Introductory terms Flashcards
descriptive statistics
describe a dataset using mathematically calculated values such as mean and std deviation
inferential statistics
statistical calculations that enable us to draw conclusions about the larger population
Normal distribution
the mean sets the middle of the distribution and the standard deviation sets the width.
Probability
the mathematical study of what could potentially happen; in data science probability calculations are used to simulate scenarios and build models, which help us understand data that has yet to exist.
Programming
the act of giving the computer instructions to perform a task
Clustering
a subsection of data science that allows us to classify data. Programming makes clustering data time-efficient
Domain expertise
the particular set of knowledge that someone cultivates in order to understand their data. My domain expertise is the food system, agriculture, sustainability.

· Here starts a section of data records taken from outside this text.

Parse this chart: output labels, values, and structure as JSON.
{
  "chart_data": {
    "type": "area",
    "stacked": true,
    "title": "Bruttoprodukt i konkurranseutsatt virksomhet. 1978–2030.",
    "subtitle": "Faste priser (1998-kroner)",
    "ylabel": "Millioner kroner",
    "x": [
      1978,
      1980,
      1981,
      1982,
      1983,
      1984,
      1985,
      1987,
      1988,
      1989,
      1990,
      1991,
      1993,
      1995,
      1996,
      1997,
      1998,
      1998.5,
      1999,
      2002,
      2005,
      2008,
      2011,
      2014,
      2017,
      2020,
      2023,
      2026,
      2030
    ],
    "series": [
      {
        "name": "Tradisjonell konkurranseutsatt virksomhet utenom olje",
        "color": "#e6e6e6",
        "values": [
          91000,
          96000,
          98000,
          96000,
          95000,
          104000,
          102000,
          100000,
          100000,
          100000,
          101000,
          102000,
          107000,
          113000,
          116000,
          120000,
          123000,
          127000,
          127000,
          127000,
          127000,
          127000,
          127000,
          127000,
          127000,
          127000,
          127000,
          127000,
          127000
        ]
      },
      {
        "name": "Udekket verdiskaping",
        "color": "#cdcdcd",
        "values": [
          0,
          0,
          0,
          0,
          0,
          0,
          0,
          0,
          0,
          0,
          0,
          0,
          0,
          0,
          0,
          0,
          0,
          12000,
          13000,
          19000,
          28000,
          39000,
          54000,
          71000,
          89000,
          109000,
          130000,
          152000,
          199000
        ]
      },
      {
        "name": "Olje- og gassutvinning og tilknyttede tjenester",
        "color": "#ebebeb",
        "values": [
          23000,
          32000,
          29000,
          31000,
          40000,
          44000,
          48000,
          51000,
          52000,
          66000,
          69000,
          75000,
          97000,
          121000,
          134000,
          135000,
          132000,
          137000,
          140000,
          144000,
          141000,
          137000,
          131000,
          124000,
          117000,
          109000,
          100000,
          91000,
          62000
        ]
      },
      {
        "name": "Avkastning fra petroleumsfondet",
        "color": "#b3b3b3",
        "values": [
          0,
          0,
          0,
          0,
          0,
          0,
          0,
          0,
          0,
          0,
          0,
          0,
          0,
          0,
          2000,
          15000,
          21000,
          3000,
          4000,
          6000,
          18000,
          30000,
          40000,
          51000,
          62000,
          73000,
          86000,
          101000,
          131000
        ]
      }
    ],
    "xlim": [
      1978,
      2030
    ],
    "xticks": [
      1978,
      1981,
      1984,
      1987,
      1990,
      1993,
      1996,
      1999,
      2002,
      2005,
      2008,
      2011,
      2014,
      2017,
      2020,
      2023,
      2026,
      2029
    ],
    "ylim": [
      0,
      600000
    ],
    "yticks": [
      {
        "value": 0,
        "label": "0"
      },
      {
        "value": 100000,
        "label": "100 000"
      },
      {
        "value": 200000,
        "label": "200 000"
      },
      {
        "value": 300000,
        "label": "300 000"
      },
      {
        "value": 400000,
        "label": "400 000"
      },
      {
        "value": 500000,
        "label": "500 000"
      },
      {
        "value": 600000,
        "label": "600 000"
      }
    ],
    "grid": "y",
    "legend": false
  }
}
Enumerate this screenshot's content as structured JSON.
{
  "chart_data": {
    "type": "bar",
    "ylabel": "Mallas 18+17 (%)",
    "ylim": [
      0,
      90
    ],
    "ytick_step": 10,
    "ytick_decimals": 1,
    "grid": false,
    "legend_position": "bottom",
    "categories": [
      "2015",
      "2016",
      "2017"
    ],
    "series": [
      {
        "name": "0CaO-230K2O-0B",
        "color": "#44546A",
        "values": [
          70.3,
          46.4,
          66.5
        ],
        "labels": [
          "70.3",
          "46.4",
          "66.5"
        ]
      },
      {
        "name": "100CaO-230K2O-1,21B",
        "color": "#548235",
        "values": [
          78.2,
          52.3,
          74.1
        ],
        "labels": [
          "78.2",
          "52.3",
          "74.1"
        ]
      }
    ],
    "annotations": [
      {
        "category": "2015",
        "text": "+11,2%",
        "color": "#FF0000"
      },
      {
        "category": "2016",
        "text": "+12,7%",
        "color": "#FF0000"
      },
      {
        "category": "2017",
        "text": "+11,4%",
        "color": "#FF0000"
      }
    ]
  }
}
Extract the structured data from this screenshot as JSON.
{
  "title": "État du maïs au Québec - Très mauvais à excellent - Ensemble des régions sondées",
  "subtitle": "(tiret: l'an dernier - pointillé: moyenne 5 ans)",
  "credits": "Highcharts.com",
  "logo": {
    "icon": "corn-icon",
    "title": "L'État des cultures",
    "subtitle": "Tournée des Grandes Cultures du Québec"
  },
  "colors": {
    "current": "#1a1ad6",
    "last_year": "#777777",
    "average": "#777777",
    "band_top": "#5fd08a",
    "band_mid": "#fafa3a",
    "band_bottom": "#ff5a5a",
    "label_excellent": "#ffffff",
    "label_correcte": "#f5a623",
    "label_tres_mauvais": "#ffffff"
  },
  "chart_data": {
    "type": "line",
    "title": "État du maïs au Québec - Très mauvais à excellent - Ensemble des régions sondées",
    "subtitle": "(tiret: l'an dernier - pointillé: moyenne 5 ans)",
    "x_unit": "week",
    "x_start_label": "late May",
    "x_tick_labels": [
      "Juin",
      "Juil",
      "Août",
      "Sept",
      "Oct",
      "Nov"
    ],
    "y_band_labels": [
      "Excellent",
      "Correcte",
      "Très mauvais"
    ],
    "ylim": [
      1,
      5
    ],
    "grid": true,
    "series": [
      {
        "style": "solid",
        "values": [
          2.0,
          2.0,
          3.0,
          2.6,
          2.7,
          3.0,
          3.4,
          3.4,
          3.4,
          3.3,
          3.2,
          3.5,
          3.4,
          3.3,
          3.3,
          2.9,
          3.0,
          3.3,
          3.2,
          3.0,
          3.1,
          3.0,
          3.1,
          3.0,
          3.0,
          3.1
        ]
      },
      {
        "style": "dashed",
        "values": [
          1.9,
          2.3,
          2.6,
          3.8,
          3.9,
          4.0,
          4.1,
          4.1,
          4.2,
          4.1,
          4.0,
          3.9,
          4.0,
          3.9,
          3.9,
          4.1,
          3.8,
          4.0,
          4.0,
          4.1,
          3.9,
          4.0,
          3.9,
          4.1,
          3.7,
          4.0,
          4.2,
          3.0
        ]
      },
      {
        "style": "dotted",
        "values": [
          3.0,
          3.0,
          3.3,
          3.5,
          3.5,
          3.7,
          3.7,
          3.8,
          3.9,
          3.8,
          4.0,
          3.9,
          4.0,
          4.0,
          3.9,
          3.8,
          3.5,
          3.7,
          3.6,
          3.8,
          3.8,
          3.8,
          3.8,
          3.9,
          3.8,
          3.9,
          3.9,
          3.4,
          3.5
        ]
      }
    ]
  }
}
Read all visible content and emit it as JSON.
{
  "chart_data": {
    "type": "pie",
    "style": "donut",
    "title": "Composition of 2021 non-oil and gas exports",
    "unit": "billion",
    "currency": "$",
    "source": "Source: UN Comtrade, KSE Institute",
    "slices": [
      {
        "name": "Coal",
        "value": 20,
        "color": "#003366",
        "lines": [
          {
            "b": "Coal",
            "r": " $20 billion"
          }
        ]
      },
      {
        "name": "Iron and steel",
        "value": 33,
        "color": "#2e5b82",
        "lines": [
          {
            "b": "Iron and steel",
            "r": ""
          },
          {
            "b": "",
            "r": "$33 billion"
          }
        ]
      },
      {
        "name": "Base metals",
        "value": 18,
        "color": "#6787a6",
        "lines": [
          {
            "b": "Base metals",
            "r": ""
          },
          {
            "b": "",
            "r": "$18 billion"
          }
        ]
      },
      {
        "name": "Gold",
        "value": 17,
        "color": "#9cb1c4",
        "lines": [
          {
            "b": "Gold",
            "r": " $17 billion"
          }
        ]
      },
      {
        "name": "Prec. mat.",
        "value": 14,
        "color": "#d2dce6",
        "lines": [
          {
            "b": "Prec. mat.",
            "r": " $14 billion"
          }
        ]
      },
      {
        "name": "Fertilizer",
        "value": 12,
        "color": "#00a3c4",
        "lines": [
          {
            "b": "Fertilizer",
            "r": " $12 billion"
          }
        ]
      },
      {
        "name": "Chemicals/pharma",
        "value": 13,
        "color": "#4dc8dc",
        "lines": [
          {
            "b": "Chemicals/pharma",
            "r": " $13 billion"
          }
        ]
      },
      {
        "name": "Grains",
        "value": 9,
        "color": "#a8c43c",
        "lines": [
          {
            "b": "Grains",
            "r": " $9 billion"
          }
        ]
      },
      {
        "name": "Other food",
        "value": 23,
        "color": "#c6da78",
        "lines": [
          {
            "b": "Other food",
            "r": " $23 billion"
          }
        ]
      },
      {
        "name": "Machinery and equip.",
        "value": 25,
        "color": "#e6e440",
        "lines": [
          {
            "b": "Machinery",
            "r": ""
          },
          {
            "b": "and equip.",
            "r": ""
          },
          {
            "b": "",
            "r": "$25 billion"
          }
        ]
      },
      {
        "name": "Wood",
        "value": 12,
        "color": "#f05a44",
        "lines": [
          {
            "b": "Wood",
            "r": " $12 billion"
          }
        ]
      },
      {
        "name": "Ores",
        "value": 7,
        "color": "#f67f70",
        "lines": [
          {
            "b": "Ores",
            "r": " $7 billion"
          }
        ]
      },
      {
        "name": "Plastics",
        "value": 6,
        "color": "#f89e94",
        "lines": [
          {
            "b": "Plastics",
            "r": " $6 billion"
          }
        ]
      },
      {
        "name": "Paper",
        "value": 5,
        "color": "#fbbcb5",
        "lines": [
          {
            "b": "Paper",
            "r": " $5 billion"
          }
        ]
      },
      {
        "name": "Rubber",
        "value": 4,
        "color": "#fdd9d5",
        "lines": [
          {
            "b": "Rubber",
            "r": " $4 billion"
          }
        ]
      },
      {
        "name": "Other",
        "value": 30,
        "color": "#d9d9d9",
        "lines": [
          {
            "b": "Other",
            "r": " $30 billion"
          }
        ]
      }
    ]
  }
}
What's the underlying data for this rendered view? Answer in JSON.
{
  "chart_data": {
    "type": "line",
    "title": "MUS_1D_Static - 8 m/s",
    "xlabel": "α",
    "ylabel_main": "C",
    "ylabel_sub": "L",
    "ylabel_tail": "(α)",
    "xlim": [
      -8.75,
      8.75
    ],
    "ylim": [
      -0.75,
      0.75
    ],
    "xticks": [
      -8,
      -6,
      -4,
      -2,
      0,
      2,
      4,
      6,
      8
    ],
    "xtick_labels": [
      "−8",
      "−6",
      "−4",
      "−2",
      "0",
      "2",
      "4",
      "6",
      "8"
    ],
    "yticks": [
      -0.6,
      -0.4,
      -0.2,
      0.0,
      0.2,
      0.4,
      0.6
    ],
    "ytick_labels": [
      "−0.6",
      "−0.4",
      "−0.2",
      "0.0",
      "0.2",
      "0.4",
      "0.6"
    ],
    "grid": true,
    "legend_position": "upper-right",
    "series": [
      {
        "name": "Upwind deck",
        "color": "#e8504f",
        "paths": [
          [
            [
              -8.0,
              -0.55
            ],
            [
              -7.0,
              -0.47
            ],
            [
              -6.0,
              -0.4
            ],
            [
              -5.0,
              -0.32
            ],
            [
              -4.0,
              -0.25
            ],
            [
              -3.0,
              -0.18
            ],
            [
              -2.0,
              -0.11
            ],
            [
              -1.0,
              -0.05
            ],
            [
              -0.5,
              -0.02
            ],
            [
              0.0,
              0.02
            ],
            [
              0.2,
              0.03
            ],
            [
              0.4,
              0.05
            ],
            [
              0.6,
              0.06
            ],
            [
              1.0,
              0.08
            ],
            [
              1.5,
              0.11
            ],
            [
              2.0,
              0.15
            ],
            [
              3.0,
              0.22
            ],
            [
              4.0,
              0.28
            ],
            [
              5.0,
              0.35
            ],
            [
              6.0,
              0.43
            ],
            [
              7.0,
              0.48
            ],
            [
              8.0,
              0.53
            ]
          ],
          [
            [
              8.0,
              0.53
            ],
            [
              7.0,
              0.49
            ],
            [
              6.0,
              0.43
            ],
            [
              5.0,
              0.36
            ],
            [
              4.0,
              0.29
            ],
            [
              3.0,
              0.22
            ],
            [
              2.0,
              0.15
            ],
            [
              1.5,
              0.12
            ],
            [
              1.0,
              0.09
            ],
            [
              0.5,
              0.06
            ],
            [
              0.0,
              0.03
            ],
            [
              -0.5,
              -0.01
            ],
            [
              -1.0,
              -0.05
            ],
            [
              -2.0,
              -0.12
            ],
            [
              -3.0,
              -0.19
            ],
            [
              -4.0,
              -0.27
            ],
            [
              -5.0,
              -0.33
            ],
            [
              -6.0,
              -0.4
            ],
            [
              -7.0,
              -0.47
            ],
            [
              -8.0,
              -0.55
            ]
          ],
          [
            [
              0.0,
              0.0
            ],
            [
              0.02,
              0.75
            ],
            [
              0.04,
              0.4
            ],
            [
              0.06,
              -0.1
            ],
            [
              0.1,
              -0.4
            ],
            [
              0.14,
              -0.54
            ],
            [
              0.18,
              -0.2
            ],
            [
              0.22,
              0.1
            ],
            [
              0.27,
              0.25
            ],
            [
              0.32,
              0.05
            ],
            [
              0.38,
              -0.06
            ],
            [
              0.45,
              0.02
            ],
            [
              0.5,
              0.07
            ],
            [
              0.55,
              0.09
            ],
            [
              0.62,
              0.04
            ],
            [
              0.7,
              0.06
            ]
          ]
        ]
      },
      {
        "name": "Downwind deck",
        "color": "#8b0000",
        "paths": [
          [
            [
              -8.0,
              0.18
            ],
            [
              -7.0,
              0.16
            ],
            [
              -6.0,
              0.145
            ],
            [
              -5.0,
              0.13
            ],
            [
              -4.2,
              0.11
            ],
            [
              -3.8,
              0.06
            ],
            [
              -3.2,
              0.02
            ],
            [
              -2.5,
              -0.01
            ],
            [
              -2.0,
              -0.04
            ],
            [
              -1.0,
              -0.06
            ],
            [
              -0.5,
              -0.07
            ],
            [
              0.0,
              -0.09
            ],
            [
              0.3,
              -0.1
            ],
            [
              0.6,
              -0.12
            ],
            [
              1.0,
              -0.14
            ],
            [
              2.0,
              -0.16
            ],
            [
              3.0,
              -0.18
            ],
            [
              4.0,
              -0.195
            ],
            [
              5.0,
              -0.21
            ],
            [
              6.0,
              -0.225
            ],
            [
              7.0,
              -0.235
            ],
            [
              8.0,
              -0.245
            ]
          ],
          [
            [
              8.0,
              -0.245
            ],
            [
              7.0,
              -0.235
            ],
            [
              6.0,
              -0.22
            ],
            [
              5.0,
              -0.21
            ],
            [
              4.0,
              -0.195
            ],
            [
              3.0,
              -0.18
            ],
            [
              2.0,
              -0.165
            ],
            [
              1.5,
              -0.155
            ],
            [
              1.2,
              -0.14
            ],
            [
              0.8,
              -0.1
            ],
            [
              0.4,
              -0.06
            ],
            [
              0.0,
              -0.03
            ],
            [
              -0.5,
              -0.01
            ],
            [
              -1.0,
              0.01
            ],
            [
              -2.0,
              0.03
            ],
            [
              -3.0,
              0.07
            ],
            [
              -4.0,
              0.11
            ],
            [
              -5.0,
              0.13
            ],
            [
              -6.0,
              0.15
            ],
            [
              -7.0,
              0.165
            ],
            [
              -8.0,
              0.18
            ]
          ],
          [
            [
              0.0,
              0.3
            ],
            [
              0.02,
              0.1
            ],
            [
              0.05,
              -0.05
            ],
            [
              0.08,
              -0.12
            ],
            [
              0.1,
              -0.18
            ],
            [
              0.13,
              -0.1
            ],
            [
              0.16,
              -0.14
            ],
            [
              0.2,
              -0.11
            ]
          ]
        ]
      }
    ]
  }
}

Data science process (8 steps)
Ask a question; determine necessary data; get the data; clean and organize the data; explore the data; model the data + analysis; communicate findings; reproducibility and automation.
a/b testing
a process of showing two variants of the same web page to different segments of website visitors at the same time and comparing which variant drives more conversions.
Margin of error
amount results of survey differ from real population value. The larger the error, the less confidence we have in results.
Confidence level
the probability that we were to run another survey with the same metrics that would get the same results. (90%, 95%, 99%).
Population size
size of the population we’re collecting data on. A common number in sample size calculations is 100,000.
Likely sample portion
the % of people surveyed whose results we anticipate matching the expected outcome. If we don’t have historical data, we normally use 50%.
Active data collection
setting up specific conditions in which to get data. On the hunt. I.e.: running different experiments and surveys.
Passive data collection
you’re looking for data that already exists. You’re foraging data. I.e.: Locating datasets and web scraping.